To ensure compliance, employers should: (1) provide training to all management employees about the new prohibitions; (2) update policies and procedures to comply with the new prohibitions; and (3) implement procedures to ensure compliance with the notice requirements.
Retaliation and Whistleblower Claims:
Senate Bill 306 expands the scope of retaliation and whistleblower claims by authorizing the Labor Commissioner to initiate an investigation on its own when it suspects retaliation has occurred in any of the following circumstances: (1) during the course of adjudicating a wage claim; (2) during a field inspection concerning labor standards; or (3) in instances of suspected immigration-related threats. Existing law authorizes an investigation by the Labor Commissioner only after receiving a complaint.
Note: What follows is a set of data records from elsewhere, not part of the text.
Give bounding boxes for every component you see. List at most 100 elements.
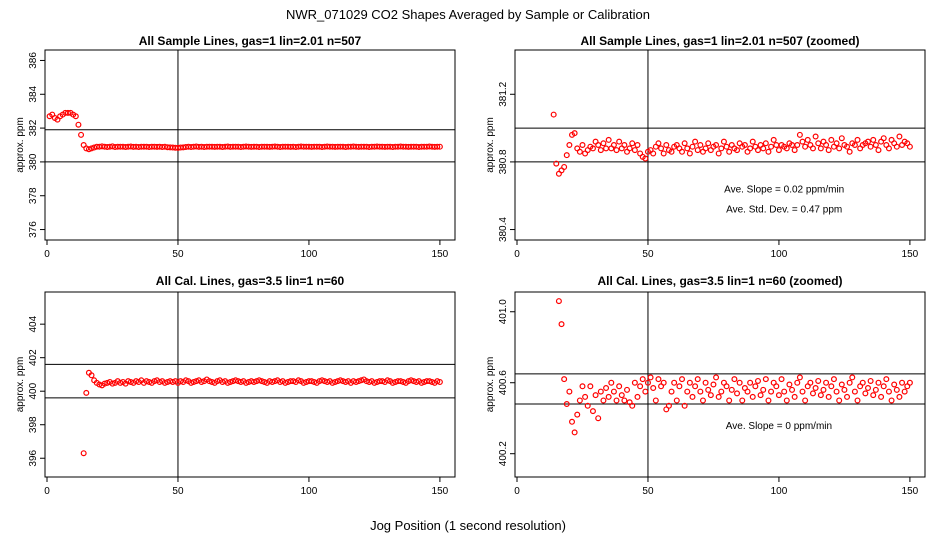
data-point xyxy=(198,378,205,385)
data-point xyxy=(736,379,743,386)
data-point xyxy=(576,148,583,155)
data-point xyxy=(408,377,415,384)
data-point xyxy=(206,378,213,385)
data-point xyxy=(775,392,782,399)
data-point xyxy=(616,138,623,145)
data-point xyxy=(629,140,636,147)
data-point xyxy=(101,380,108,387)
data-point xyxy=(872,386,879,393)
data-point xyxy=(634,142,641,149)
plot-frame xyxy=(44,291,456,478)
x-tick-label: 150 xyxy=(902,249,919,260)
data-point xyxy=(739,397,746,404)
plot-frame xyxy=(514,291,926,478)
data-point xyxy=(702,379,709,386)
data-point xyxy=(844,143,851,150)
data-point xyxy=(697,142,704,149)
panel-title: All Cal. Lines, gas=3.5 lin=1 n=60 xyxy=(156,274,345,288)
data-point xyxy=(389,379,396,386)
data-point xyxy=(582,393,589,400)
data-point xyxy=(72,113,79,120)
data-point xyxy=(783,397,790,404)
data-point xyxy=(734,390,741,397)
data-point xyxy=(613,147,620,154)
data-point xyxy=(558,321,565,328)
data-point xyxy=(608,379,615,386)
data-point xyxy=(644,379,651,386)
panel-3: All Cal. Lines, gas=3.5 lin=1 n=60 396 398… xyxy=(15,274,456,497)
x-tick-label: 0 xyxy=(44,249,50,260)
data-point xyxy=(64,109,71,116)
data-point xyxy=(624,386,631,393)
data-point xyxy=(710,381,717,388)
data-point xyxy=(663,142,670,149)
data-point xyxy=(757,392,764,399)
data-point xyxy=(592,392,599,399)
data-point xyxy=(734,147,741,154)
data-point xyxy=(603,145,610,152)
data-point xyxy=(770,136,777,143)
data-point xyxy=(817,392,824,399)
data-point xyxy=(566,388,573,395)
data-point xyxy=(851,142,858,149)
data-point xyxy=(355,378,362,385)
data-point xyxy=(308,378,315,385)
data-point xyxy=(830,376,837,383)
data-point xyxy=(613,397,620,404)
data-point xyxy=(794,379,801,386)
data-point xyxy=(258,378,265,385)
data-point xyxy=(319,377,326,384)
data-point xyxy=(190,378,197,385)
data-point xyxy=(637,383,644,390)
data-point xyxy=(600,140,607,147)
data-point xyxy=(854,397,861,404)
data-point xyxy=(88,372,95,379)
data-point xyxy=(783,145,790,152)
data-point xyxy=(660,379,667,386)
x-axis-label: Jog Position (1 second resolution) xyxy=(370,518,566,533)
data-point xyxy=(576,397,583,404)
data-point xyxy=(815,377,822,384)
data-point xyxy=(188,379,195,386)
data-point xyxy=(436,378,443,385)
data-point xyxy=(713,374,720,381)
data-point xyxy=(823,142,830,149)
data-point xyxy=(880,135,887,142)
x-tick-label: 100 xyxy=(301,486,318,497)
plot-frame xyxy=(44,49,456,241)
data-point xyxy=(854,136,861,143)
x-tick-label: 100 xyxy=(771,249,788,260)
data-point xyxy=(642,388,649,395)
data-point xyxy=(597,147,604,154)
data-point xyxy=(647,374,654,381)
data-point xyxy=(828,383,835,390)
x-tick-label: 0 xyxy=(44,486,50,497)
data-point xyxy=(660,150,667,157)
data-point xyxy=(689,143,696,150)
data-point xyxy=(867,143,874,150)
x-tick-label: 50 xyxy=(642,249,654,260)
data-point xyxy=(846,148,853,155)
data-point xyxy=(600,397,607,404)
y-tick-label: 400.2 xyxy=(498,441,509,466)
y-tick-label: 402 xyxy=(28,349,39,366)
data-point xyxy=(893,386,900,393)
data-point xyxy=(655,376,662,383)
data-point xyxy=(650,385,657,392)
data-point xyxy=(397,378,404,385)
data-point xyxy=(812,133,819,140)
data-point xyxy=(718,388,725,395)
data-point xyxy=(883,376,890,383)
data-point xyxy=(80,450,87,457)
data-point xyxy=(665,402,672,409)
y-tick-label: 380 xyxy=(28,153,39,170)
data-point xyxy=(561,163,568,170)
y-tick-label: 400 xyxy=(28,382,39,399)
data-point xyxy=(844,393,851,400)
data-point xyxy=(618,392,625,399)
data-point xyxy=(634,393,641,400)
data-point xyxy=(762,376,769,383)
y-tick-label: 398 xyxy=(28,416,39,433)
data-point xyxy=(875,147,882,154)
annotation-text: Ave. Slope = 0 ppm/min xyxy=(726,421,832,432)
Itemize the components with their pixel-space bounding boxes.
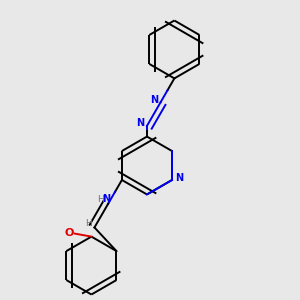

SB 306 also lowers the burden of proof for injunctive relief. The existing standard of proof for injunctive relief requires a showing of irreparable harm if the relief is not granted, likelihood of success on the merits of the claim, and that the foregoing interests outweigh the harm the defendant will suffer from granting injunctive relief. Under this new bill however, the Labor Commissioner will be authorized to petition a superior court for injunctive relief prior to completing its investigation or concluding that retaliation has in fact occurred, so long as there is reasonable cause to believe that an employee has been discharged or subjected to adverse action for raising a claim of retaliation or asserting rights under any law under the jurisdiction of the Labor Commissioner. This change means that employers could be forced to reinstate an employee pending the result of the investigation.
This new bill authorizes the issuance of citations directing employers to cease and remedy alleged violations, including paying lost wages and penalties to the affected employee. Persons to whom citations are issued will be afforded an opportunity to request a hearing with a hearing officer for the Labor Commissioner, after which the hearing officer will issue a written decision. If the employer to whom a citation is issued disagrees with that decision, it may obtain review of the decision, using an abuse of discretion standard, via petition for a writ of mandate to the appropriate superior court after posting a bond with the Labor Commissioner equal to the amount of wages allegedly owed to the affected employee.
An employer who willfully refuses to comply with the commissioner’s orders will be subject to civil penalties of $100.00 per day of non-compliance, to be paid to the affected employee.
General Construction Contractors May Be Liable for Wage Claims against Subcontractors:
Assembly Bill 1701 will apply to all contracts entered into on or after January 1, 2018, by a general contractor for the erection, construction, alteration, or repair of a building or structure. Under this bill, the general contractor will be liable for any debt owed to a wage claimant incurred by a subcontractor acting for the general contractor. The general contractor’s liability will be for wages owed to the claimant for his or her performance of labor included in the subject of the contract between the general contractor and the owner. The general contractor’s liability will not extend to penalties or liquidated damages.
This law authorizes general contractors to establish contractual remedies for liabilities incurred on behalf of subcontractors. It will also require subcontractors to provide payroll records to general contractors upon request.
The Labor Commissioner will be authorized to bring an action against a general contractor to enforce this liability.
Looking ahead: General contractors should take steps to learn the wage and benefit practices of their subcontractors, and ensure all agreements with subcontractors include appropriate indemnification provisions.